We all have taught to choose good names for methods in the code we write. There are various coding style guides which set some ruling around method naming conventions and best practices. Although we tend to follow those in most cases, many times we forget to think will somebody else would be able to completely understand what method really does, by reading method name. Or, will our future self be able to clearly know the purpose of the method by reading this method name in 3 months after we wrote it. This is a short story about learning the hard way that proper method naming does matter.
In one of our projects, there are many data imports/exports going on. We have many different data sources and different formats. Plus we are doing different data consolidations, handling duplicates, extracting meta data etc.

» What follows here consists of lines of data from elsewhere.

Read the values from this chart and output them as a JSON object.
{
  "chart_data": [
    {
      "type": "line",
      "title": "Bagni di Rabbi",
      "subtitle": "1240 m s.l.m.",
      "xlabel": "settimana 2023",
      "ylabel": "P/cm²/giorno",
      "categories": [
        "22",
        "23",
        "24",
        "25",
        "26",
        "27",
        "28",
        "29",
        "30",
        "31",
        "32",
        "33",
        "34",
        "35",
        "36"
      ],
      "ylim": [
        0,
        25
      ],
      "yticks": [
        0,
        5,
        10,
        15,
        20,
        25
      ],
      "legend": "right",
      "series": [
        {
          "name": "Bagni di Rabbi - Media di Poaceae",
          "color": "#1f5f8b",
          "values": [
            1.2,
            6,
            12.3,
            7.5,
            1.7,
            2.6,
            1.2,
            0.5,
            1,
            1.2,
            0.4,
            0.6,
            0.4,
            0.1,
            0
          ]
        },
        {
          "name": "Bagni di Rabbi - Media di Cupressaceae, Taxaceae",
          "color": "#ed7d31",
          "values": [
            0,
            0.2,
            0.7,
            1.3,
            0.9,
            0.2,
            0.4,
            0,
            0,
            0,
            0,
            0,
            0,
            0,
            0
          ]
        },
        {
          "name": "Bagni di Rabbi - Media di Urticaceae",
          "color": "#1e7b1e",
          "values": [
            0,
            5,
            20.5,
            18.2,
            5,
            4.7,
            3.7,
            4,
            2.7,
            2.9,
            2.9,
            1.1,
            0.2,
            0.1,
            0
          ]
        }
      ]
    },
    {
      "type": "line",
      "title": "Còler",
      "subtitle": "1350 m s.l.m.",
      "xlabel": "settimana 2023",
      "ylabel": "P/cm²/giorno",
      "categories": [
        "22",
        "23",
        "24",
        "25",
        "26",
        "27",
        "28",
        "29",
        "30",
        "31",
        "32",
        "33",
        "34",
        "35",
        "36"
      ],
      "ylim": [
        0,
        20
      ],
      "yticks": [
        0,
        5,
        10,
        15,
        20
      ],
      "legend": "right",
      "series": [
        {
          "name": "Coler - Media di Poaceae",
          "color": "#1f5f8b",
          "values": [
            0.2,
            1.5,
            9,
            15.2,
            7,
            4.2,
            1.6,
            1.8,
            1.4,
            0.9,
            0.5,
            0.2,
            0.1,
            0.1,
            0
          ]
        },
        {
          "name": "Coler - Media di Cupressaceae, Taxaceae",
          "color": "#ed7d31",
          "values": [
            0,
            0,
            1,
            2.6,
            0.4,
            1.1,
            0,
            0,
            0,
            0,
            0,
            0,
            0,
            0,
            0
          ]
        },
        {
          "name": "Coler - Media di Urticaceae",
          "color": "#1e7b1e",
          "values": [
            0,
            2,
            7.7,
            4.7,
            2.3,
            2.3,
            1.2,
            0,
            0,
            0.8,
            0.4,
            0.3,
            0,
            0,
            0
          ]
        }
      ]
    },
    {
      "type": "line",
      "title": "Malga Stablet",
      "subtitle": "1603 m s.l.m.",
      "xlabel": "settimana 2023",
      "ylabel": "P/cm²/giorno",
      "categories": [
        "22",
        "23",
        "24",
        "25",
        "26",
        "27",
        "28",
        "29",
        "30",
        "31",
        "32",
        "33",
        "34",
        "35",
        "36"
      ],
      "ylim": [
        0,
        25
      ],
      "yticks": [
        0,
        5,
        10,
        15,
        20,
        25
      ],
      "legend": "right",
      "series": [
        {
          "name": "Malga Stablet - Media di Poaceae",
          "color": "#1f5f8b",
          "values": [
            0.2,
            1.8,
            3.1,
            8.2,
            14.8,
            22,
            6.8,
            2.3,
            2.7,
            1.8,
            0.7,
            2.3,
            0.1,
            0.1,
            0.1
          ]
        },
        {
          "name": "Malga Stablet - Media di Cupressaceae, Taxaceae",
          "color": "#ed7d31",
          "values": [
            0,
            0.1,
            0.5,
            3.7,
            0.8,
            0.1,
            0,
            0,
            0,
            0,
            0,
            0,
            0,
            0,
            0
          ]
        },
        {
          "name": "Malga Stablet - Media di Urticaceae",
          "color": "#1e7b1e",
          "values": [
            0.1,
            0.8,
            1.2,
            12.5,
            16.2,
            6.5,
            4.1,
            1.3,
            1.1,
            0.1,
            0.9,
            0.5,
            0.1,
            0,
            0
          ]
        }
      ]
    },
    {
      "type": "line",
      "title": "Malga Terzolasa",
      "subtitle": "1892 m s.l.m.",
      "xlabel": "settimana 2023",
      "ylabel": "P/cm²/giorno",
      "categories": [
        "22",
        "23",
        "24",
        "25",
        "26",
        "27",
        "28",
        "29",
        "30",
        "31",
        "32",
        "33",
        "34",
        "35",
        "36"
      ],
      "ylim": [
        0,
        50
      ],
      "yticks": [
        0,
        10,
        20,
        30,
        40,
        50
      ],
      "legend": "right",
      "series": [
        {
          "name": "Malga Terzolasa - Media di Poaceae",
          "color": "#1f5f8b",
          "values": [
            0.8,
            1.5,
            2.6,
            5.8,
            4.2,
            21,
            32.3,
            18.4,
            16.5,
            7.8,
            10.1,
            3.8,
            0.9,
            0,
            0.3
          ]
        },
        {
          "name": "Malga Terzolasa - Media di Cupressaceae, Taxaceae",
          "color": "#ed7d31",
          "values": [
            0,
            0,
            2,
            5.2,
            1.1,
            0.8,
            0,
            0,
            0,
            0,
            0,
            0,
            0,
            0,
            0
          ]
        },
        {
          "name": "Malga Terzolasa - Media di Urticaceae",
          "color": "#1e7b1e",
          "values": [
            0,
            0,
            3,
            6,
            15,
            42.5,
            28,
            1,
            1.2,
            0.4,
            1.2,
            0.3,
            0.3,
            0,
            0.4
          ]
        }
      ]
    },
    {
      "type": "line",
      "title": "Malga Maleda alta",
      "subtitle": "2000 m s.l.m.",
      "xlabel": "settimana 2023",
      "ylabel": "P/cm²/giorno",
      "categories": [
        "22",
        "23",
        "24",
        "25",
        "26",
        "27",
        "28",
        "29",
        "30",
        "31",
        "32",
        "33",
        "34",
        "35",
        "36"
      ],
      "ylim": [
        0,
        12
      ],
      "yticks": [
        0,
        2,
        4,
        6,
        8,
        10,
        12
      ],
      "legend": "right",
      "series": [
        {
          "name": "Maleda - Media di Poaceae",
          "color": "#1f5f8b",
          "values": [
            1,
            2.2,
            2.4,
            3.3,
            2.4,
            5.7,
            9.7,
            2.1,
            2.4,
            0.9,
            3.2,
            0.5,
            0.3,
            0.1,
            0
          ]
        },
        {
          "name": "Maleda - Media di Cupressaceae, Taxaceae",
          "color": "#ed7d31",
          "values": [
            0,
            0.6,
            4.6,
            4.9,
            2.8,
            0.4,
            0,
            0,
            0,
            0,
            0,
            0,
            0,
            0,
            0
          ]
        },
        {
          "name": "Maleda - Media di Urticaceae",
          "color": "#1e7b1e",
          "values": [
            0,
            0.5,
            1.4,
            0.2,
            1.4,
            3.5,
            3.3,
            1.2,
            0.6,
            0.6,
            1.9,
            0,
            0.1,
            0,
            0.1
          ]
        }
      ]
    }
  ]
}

The volume of data processed and transformed by import/export functionalities is raising very fast. Some time ago, transforming and saving a document within 100 ms was OK but it does not scale anymore. For example, we have some imports which run few hours. We know that the new import feed will have 10-20 times more data – and it does not make sense that a single import process last the whole day (and night). This was a reason we had to look a bit closer to our core logic and assess the performances and propose solutions how it could be improved.
One of the imports I was looking at, does not have that many documents to process but the transformation logic is very complex. In order to extract some meta data (contextual data) out of the source feed, there are various mappings we have to use. The processing of all documents took 68 minutes. After doing some measurements in the code and narrowing down where the most time is spent, I saw that there are couple of meta data fields, in order to “calculate” them, we had to check the mapping into some big tree structure. For each meta data, for each document, a method named TreeCache.getTreeCacheByImportId()
is called. When you review the code you would assume something like this: hey, there is a getter method in TreeCache
cache instance, which will return me an instance of a cache (Map) with keys represented by importId
s. Logical, right. But, actually, when you look at this method, it is creating the new cache Map (with the different key, in this case importId). So the new cache Map instance was being creating each time TreeCache.getTreeCacheByImportId()
is called.
If this method would be called something like createTreeCacheByImportId()
or generateTreeCacheByImportId()
, most probably one who wrote the import logic would understand that there is no point in recreating the cache map for each processed document. He/she would called it once and reuse it in the code, or maybe extend the TreeCache class so that new cache Map is created only once (and after original map is being updated). This method needed some tens of milliseconds to execute, but when you call it 100K times, the time adds up a lot.
After doing a simple refactoring, the import transformation logic completed within 3 minutes. To remind you, initially it ran for 68 minutes. I’ve also found some other places in the code which used this method in the similar way and did refactoring there, too, which improved the performances there as well.
So, even if we did not “officially” break our method naming conventions (although “get” suffix should be used for field getters… most of the time), not-so-optimal and potentially misleading method name made our code to ran 95% slower then it should. Proper method naming does matter!